Mathematical procedures. The least-square error optimization of the steering wheel coefficients was performed using the program Matlab on UNIX. The population vector calculation was performed by a custom program on a personal computer. All data from test results reported in the text are given as mean ± SEM
Two models of giant interneuron collaboration to determine turn direction
A group of six GIs are centrally involved in deciding the direction of the cockroach's escape turn: left and right GIs 1, 2, and 3 (Comer, 1985; Liebenthal et al., 1994; Levi and Camhi, 2000). The relative numbers or frequencies of action potentials in these different GIs constitute a critical parameter in deciding the turn direction. Fine temporal pattering within the spike trains of the GIs, although present, appears to play little or no role (Liebenthal et al., 1994;Levi and Camhi, 2000).
These GIs are part of a wind-activated escape circuit. A wind gust produced by an approaching predator evokes in the cockroach a turn away from the stimulus, followed by rapid running (Camhi and Tom, 1978).

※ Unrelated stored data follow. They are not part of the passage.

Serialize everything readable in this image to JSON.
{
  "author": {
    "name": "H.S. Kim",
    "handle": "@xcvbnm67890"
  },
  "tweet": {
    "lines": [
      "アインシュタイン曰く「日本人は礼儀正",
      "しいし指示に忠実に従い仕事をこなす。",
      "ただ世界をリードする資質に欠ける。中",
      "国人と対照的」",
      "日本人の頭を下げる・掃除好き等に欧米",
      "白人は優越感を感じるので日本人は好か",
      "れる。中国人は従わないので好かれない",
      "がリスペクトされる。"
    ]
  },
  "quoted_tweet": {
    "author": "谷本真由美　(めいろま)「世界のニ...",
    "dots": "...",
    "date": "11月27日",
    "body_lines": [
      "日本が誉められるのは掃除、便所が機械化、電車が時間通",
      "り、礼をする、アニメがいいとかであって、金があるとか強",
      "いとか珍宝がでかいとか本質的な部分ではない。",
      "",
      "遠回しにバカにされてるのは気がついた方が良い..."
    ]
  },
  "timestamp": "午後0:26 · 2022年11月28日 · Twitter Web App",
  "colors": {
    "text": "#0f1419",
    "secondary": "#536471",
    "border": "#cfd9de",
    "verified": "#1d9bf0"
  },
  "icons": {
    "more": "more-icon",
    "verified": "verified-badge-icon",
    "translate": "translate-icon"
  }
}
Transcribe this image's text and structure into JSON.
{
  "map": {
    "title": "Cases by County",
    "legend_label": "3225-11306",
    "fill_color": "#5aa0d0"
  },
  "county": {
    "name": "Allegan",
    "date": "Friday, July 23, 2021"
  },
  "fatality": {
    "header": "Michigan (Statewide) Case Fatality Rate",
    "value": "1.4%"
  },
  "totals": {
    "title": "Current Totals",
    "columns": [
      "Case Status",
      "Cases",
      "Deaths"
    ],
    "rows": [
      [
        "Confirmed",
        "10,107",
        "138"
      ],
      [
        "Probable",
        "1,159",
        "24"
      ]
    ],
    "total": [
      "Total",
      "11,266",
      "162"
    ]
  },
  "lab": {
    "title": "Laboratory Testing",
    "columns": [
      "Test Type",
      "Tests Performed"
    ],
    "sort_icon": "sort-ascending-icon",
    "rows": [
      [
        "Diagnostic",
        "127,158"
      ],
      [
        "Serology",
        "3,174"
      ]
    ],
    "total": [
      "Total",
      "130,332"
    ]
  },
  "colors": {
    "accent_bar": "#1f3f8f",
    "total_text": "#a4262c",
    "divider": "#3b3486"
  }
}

The wind sensory cells, each direction-sensitive, are located on the two posterior appendages called cerci, and their axons converge on the GIs. Owing to the patterns of convergence, each GI has a unique directional response to wind (Kolton and Camhi, 1995) (Fig.1 A). The GI axons project from the last abdominal ganglion to the three thoracic ganglia in which they activate further groups of interneurons, and ultimately the leg motor neurons.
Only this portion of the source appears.